Peut-on appeler « démocratie » une société où le gouvernement nous pousse sciemment, et à notre insu, dans une direction sans qu’on ait voix au chapitre ? Quelles valeurs sont véhiculées par ces pratiques ? En quoi cela se différencie d’une forme de « dressage social » ?

Malgré ces nombreuses questions, aucune n’est évoquée dans les rapports des experts psychologues, qui ne semblent pas fort se soucier des conséquences de leurs conseils ni des valeurs qu’ils véhiculent. Apparemment, tant qu’on atteint l’objectif, le reste n’a pas d’importance. Il s’agit d’une application en bonne et due forme de « la fin justifie les moyens ».

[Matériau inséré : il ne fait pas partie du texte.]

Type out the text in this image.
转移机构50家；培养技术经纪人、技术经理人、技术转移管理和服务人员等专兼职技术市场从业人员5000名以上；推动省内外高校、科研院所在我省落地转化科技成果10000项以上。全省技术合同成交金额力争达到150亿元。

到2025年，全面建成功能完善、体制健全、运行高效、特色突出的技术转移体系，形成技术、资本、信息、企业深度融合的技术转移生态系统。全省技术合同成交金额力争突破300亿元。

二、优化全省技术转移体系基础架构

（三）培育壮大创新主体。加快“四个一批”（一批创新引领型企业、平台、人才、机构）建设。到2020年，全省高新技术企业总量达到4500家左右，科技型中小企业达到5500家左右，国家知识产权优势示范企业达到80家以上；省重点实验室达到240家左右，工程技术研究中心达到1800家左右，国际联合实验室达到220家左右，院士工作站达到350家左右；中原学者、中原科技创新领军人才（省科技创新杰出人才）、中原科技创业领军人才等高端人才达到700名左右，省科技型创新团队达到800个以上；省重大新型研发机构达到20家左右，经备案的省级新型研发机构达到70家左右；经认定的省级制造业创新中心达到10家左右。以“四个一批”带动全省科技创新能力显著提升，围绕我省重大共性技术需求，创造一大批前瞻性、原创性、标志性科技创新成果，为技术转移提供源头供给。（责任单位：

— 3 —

Pour conclure, je ne plaide pas pour l’interdiction ou la condamnation totale du nudging. Ce qui me pose un problème majeur, c’est que tout ceci n’ait fait l’objet d’aucun débat sociétal, que ces techniques sont utilisées à l’insu de l’entièreté de la population et qu’il n’y a aucun garde-fou par rapport à des dérives évidentes qui pourraient avoir lieu en les utilisant. Que se passe-t-il si on se trompe d’objectif ? Qu’arriverait-il si on influence massivement toute une population dans une direction qui fait en définitive plus de mal que de bien ? Les objectifs visés ne devraient-ils pas faire l’objet de débats impliquant les personnes directement concernées avant d’être poursuivis ? Je pense que tout ceci devrait être ouvertement débattu, et que les citoyens — du moins une partie d’entre eux, l’entièreté étant bien entendu illusoire — devraient y être activement impliqués. 

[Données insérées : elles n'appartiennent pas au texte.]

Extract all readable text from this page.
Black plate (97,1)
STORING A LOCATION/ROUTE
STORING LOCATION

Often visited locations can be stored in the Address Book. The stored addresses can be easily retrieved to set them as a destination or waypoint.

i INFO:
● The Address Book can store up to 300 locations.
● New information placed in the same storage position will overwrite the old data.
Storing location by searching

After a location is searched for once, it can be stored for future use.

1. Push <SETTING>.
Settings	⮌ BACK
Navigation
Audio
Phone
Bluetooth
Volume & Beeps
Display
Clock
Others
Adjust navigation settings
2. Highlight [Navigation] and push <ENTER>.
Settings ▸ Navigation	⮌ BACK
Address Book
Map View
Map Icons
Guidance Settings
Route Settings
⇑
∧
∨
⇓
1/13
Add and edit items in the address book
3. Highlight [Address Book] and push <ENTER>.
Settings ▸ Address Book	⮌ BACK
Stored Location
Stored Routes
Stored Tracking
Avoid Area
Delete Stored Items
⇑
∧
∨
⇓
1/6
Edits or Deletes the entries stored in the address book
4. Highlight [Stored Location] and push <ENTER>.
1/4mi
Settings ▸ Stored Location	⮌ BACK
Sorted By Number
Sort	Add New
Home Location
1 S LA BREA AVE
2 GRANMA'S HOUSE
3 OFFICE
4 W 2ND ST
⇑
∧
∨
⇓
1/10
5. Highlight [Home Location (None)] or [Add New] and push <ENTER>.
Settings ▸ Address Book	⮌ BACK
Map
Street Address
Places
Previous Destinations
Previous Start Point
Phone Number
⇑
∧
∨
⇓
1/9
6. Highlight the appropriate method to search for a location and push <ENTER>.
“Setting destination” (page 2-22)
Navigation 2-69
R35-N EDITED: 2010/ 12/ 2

Je pense que nos démocraties ont montré toutes leurs faiblesses durant cette crise et qu’elles doivent évoluer, se réinventer et aller vers une forme beaucoup plus directe en favorisant une participation nettement plus active de la population, au risque sinon de se voir substituer par des systèmes qui ont laissé de sombres traces dans l’histoire. Je suis d’ailleurs profondément convaincu que les citoyens seront enthousiastes et motivés de retrouver un pouvoir d’action nettement plus tangible sur la société que le seul fait de voter, ce qui pourra d’ailleurs in fine être excellent pour la santé mentale, en favorisant le sentiment de pouvoir d’action et en évitant de sombrer dans le défaitisme et le pessimisme. 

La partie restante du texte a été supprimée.